Meanwhile, the United States said it is not yet certain whether the new variant of the coronavirus discovered in Britain is more contagious, but it is conducting studies to learn more. Moncef Slaoui, chief advisor to the Operation Warp Speed vaccine program, added that he hoped laboratory experiments would show that the new strain would respond to existing vaccines and treatments. While several countries have closed their borders to Britain, Slaoui said the variant may have long been prevalent in the UK, but that scientists hadn’t started looking for it until now, creating the impression of an increase when it did. they made.
“There is no strong evidence that this virus is actually more transmissible, (but) there is clear evidence that there is more in the population,” said the vaccine scientist and former pharmaceutical executive. “It may be that the seeding happened in the shadows and now we are seeing an increase, or maybe it has a higher transmissibility.” “What is clear is that it is not more pathogenic,” he continued, meaning that it has not been shown to cause more serious disease.
On the issue of contagion, to determine cause and effect, experiments should be performed on animals in which they are co-housed and deliberately infected, he said. This would show the level of viral load required to infect another animal.
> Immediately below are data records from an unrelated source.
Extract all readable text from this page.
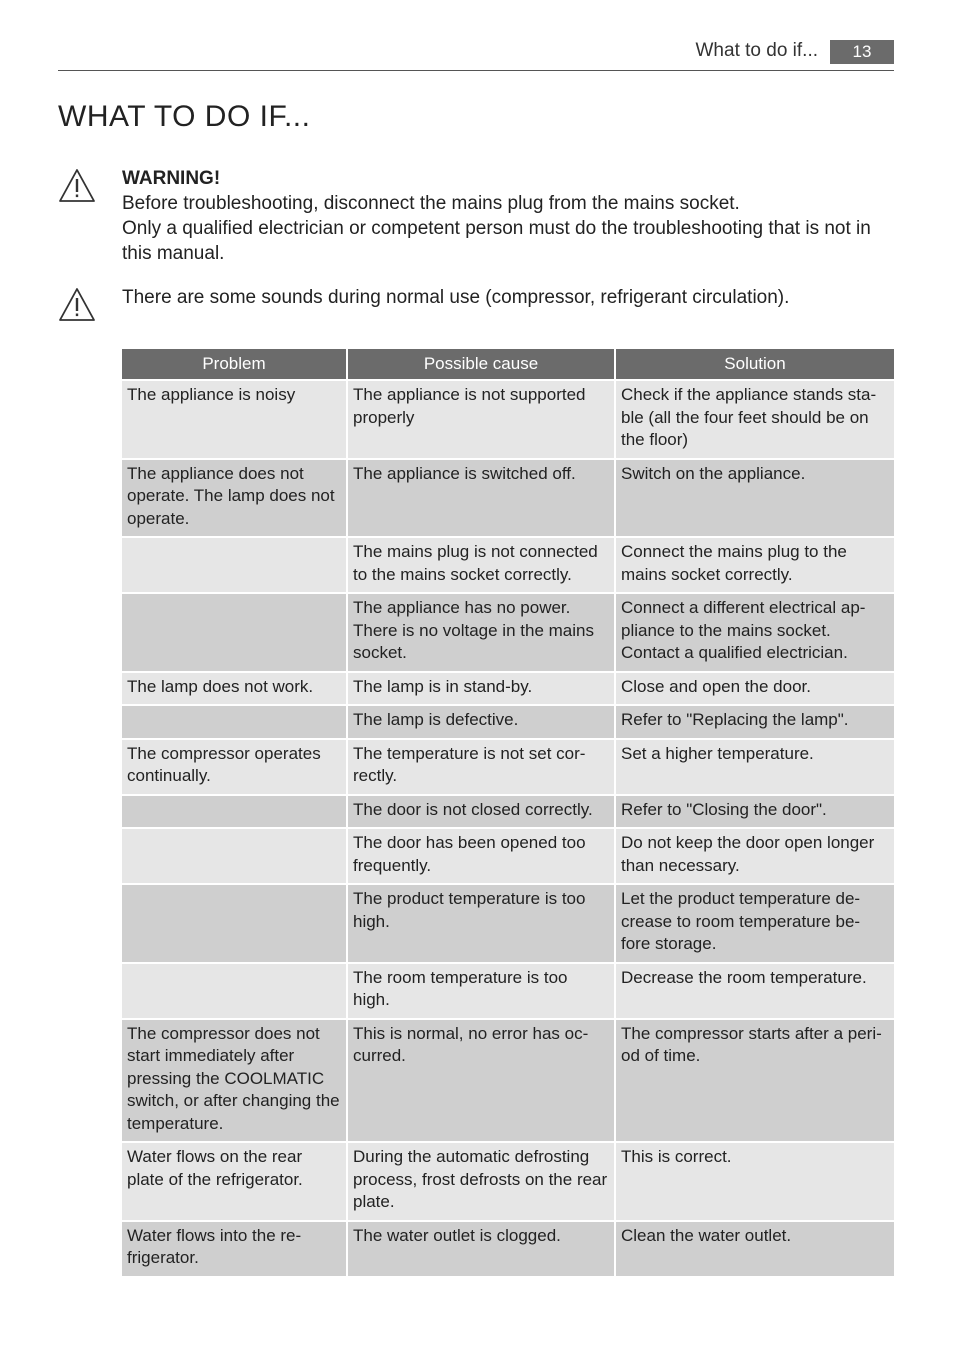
What to do if...	13
WHAT TO DO IF...
WARNING!
Before troubleshooting, disconnect the mains plug from the mains socket.
Only a qualified electrician or competent person must do the troubleshooting that is not in this manual.
There are some sounds during normal use (compressor, refrigerant circulation).
Problem	Possible cause	Solution
The appliance is noisy	The appliance is not supported properly	Check if the appliance stands sta-ble (all the four feet should be on the floor)
The appliance does not operate. The lamp does not operate.	The appliance is switched off.	Switch on the appliance.
	The mains plug is not connected to the mains socket correctly.	Connect the mains plug to the mains socket correctly.
	The appliance has no power. There is no voltage in the mains socket.	Connect a different electrical ap-pliance to the mains socket. Contact a qualified electrician.
The lamp does not work.	The lamp is in stand-by.	Close and open the door.
	The lamp is defective.	Refer to "Replacing the lamp".
The compressor operates continually.	The temperature is not set cor-rectly.	Set a higher temperature.
	The door is not closed correctly.	Refer to "Closing the door".
	The door has been opened too frequently.	Do not keep the door open longer than necessary.
	The product temperature is too high.	Let the product temperature de-crease to room temperature be-fore storage.
	The room temperature is too high.	Decrease the room temperature.
The compressor does not start immediately after pressing the COOLMATIC switch, or after changing the temperature.	This is normal, no error has oc-curred.	The compressor starts after a peri-od of time.
Water flows on the rear plate of the refrigerator.	During the automatic defrosting process, frost defrosts on the rear plate.	This is correct.
Water flows into the re-frigerator.	The water outlet is clogged.	Clean the water outlet.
The National Institutes of Health (NIH) had begun laboratory studies on the variant to determine whether antibodies against the more dominant strain of Covid-19 will be effective against it, Slaoui said. “Which is very likely the expected result,” he said.
The tests will use antibodies extracted from recovered patients, antibodies produced by vaccines and synthetic antibodies made in the laboratory, and would take a few weeks.
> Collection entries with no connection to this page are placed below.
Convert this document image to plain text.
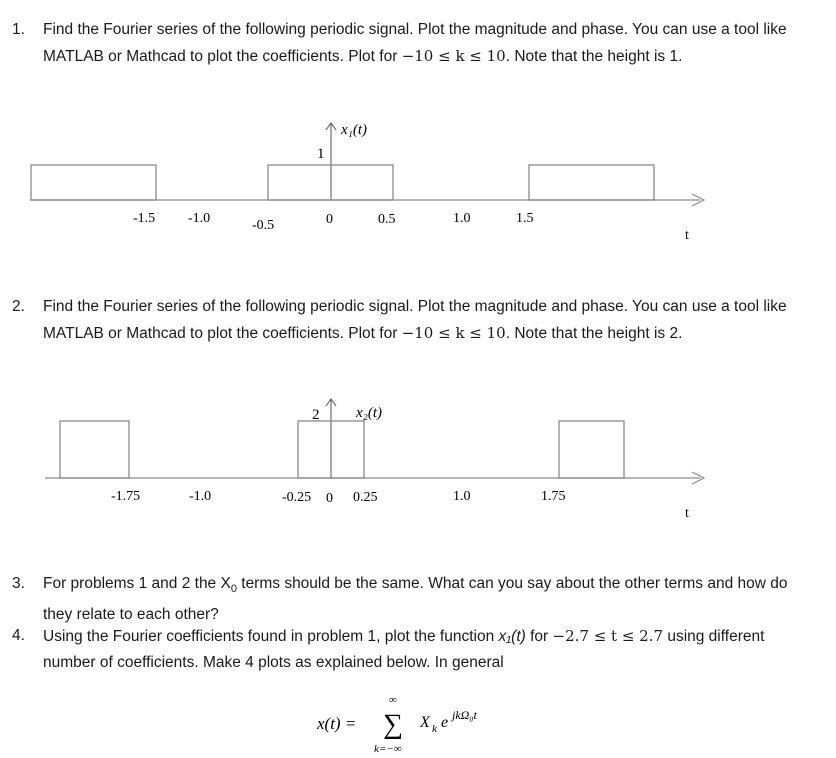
1. Find the Fourier series of the following periodic signal. Plot the magnitude and phase. You can use a tool like MATLAB or Mathcad to plot the coefficients. Plot for −10 ≤ k ≤ 10. Note that the height is 1.
x₁(t)
1
-1.5 -1.0	-0.5	0	0.5	1.0	1.5
t
2. Find the Fourier series of the following periodic signal. Plot the magnitude and phase. You can use a tool like MATLAB or Mathcad to plot the coefficients. Plot for −10 ≤ k ≤ 10. Note that the height is 2.
x₂(t)
2
-1.75	-1.0	-0.25 0 0.25	1.0	1.75
t
3. For problems 1 and 2 the $X_0$ terms should be the same. What can you say about the other terms and how do they relate to each other?
4. Using the Fourier coefficients found in problem 1, plot the function x₁(t) for −2.7 ≤ t ≤ 2.7 using different number of coefficients. Make 4 plots as explained below. In general
x(t) =
∞
∑
k=−∞
X k e jkΩ₀t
Slaoui added that he was optimistic that antibodies produced in response to the Covid-19 vaccines would continue to be effective, because they bind to various “epitopes” or regions of the spike protein.
The spike protein is the three-dimensional surface molecule that the virus uses to invade human cells and is what gives the microbe its crown or “crown” appearance. The chances of a single mutation disrupting all of these regions at once are “extremely low,” he said.
But he warned: “It is impossible to exclude whether one day, somewhere, a virus may escape the protective response produced by the vaccine, so we must remain absolutely vigilant.”
In related news, the NIH is also planning a clinical trial involving highly allergic people to see how they respond to the Pfizer and Moderna vaccines, Slaoui said. The move comes after several people in the United States and Britain had allergic reactions to the Pfizer vaccine.